BIOGRAPHY OF THE PRESENTER(S)

*Angela Dappert* is a researcher at the Digital Preservation coalition,
working on the FP7 project TIMBUS. She also serves on the PREMIS Editorial
Committee. In both capacities is she involved with the issues of modeling
and defining metadata for computational environments. She has worked at the
British Library on data carrier stabilization, digital asset registration,
preservation planning and characterization, eJournal ingest, and digital
metadata standards. Before this she worked for Schlumberger, the University
of California, Stanford University and Siemens. She has been involved in
numerous initiatives in the area of digital preservation (Planets, SCAPE,
TIMBUS). She has been lecturing extensively on this subject as part of
WePreserve, Planets, TIMBUS and other training initiatives on digital
preservation.

*Daniel Garijo* is a PhD student in the Ontology Engineering Group at the
Universidad Politecnica de Madrid. His research activities focus on
e-Science and the Semantic Web, specifically on how to increase the
understandability of scientific workflows using provenance and metadata. He
is a member of the W3C Provenance Working Group, and he is currently part
of the Wf4Ever project.

*Rudolf Mayer* is a researcher at Secure Business Austria, as well as the
Department of Software Technology and Interactive Systems at the Vienna
University of Technology. His research interests cover digital
preservation, specifically the preservation of processes, information
retrieval (specifically on text documents and music), data analysis and
machine learning. He has many years of lecturing experience in these
subjects.

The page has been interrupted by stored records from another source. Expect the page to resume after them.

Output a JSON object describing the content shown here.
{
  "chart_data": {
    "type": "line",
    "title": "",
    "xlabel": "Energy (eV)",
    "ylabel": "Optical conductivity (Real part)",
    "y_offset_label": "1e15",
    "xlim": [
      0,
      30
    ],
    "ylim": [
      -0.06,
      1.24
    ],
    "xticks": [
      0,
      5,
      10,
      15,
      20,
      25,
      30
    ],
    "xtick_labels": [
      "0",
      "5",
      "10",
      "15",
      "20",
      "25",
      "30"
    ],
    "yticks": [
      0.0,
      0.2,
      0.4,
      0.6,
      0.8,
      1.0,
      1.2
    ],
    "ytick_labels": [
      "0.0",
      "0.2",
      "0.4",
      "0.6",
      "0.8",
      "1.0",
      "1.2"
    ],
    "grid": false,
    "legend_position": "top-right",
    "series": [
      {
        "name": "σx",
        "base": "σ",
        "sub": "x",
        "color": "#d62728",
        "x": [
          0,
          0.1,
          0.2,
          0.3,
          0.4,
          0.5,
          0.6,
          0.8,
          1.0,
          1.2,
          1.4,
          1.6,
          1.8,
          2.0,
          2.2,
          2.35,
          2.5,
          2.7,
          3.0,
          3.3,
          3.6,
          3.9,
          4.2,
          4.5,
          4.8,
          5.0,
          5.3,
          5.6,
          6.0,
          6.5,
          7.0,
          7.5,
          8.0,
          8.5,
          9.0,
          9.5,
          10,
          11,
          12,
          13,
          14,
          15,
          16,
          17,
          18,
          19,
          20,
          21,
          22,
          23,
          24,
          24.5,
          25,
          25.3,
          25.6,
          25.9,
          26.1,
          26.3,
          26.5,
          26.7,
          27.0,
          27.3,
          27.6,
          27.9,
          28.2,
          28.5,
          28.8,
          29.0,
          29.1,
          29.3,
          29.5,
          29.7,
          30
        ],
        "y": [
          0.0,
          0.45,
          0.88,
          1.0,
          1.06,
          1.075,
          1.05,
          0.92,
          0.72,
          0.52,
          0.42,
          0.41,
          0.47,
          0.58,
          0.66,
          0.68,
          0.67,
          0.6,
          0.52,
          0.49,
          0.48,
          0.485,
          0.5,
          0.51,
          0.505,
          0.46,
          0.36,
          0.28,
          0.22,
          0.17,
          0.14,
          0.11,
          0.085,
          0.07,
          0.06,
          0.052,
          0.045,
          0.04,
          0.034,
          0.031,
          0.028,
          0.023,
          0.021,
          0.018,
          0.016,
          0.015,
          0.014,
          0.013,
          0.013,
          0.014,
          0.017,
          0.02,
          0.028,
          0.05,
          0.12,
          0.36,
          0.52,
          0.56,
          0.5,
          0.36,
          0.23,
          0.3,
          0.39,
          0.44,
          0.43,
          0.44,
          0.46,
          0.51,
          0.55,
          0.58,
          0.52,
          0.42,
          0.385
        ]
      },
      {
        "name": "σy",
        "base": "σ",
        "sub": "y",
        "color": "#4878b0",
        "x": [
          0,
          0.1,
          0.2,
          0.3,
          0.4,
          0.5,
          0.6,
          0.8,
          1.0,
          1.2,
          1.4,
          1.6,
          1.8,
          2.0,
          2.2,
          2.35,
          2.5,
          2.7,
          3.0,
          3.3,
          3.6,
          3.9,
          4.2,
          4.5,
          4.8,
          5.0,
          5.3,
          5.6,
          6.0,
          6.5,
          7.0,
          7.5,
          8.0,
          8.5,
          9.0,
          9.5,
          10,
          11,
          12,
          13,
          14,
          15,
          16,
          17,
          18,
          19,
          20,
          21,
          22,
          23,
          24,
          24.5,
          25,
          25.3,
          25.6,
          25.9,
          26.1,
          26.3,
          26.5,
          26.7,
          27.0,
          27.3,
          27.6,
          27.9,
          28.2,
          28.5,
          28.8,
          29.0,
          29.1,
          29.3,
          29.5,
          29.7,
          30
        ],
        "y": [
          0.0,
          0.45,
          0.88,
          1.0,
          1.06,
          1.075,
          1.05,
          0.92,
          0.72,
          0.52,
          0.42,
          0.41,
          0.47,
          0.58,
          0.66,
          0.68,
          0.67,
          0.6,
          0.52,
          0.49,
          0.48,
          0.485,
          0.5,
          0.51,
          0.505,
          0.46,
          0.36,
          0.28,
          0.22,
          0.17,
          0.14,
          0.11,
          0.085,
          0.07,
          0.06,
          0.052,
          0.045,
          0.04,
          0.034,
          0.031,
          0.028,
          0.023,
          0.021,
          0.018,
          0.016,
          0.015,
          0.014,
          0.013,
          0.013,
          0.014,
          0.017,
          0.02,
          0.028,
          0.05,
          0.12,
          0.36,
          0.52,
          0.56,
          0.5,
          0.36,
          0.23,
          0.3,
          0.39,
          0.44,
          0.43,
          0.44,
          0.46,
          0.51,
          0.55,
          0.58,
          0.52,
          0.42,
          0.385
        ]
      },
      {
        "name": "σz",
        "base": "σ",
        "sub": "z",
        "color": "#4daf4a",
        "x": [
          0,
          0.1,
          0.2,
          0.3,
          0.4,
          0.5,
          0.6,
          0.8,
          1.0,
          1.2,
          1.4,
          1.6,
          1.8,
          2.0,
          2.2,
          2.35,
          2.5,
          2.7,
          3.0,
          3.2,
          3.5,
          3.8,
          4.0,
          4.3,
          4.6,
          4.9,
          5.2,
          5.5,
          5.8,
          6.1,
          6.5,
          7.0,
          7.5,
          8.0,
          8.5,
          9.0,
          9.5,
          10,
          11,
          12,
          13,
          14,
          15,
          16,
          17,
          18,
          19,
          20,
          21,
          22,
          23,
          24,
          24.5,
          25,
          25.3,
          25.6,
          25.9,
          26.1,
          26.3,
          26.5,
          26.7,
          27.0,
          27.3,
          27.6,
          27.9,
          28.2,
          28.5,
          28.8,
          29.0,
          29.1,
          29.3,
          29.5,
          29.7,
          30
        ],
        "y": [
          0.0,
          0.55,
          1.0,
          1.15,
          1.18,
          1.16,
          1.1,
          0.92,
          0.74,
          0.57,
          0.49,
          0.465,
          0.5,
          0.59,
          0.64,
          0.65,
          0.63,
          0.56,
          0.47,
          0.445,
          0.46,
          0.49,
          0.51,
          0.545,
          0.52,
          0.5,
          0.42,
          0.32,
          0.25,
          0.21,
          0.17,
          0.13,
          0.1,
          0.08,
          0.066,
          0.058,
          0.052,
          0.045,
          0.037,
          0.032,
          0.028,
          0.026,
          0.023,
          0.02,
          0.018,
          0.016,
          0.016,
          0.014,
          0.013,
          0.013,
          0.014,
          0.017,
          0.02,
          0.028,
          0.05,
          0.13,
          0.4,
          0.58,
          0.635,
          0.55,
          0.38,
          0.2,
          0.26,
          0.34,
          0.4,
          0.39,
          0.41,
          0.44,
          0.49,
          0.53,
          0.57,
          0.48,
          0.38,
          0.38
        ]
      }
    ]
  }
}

He has been involved in the DELOS and PLANETS projects, and
currently works on digital preservation aspects in the FP7 projects APARSEN
and TIMBUS.

*Raul Palma* is a researcher at Poznan Supercomputing and Networking Center
(PSNC). His research interests cover digital preservation, particularly of
scientific methods, provenance and evolution of digital artifacts, ontology
engineering and distributed technologies. He has participated in several EU
projects, including the Network of Excellence Knowledge Web, NeOn, e-Lico
and WF4Ever. He has many years of lecturing experience in related topics,
both at the university and private institutions. He has authored or
co-authored several vocabularies and ontologies, such as the Research
Object evolution Ontology, Ontology Metadata Vocabulary (OMV) and different
extensions for describing ontologies and related resources, models for
collaborative ontology construction and digital multimedia repositories

*Stefan Pröll* is a researcher at SBA Research. His primary research focus
lies on digital preservation, especially on security aspects of digital
archives, including authenticity and provenance of digital objects. Further
areas of interest are databases and data citation. Currently he is working
on FP7 projects APARSEN and TIMBUS focusing on security and provenance
related topics. Before he joined SBA in April 2011, he was working in
international organizations in the area of Web development, Linux server
and database administration.

*Andreas Rauber* is Associate Professor at the Department of Software
Technology and Interactive Systems at the Vienna University of Technology.
He is involved in several research projects in the field of Digital
Libraries, focusing on the organization and exploration of large
information spaces, as well as Web archiving and digital preservation. His
research interests cover the broad scope of digital libraries, including
specifically text and music information retrieval and organization,
information visualization, as well as data analysis and neural computation.
He has been involved in numerous initiatives in the area of digital
preservation (DELOS, DPE, Planets, SCAPE, TIMBUS, APARSEN). He has been
lecturing extensively on this subject at different universities, as part of
the DELOS and nestor summer schools on digital preservation, as well as
during a range of training events on digital preservation.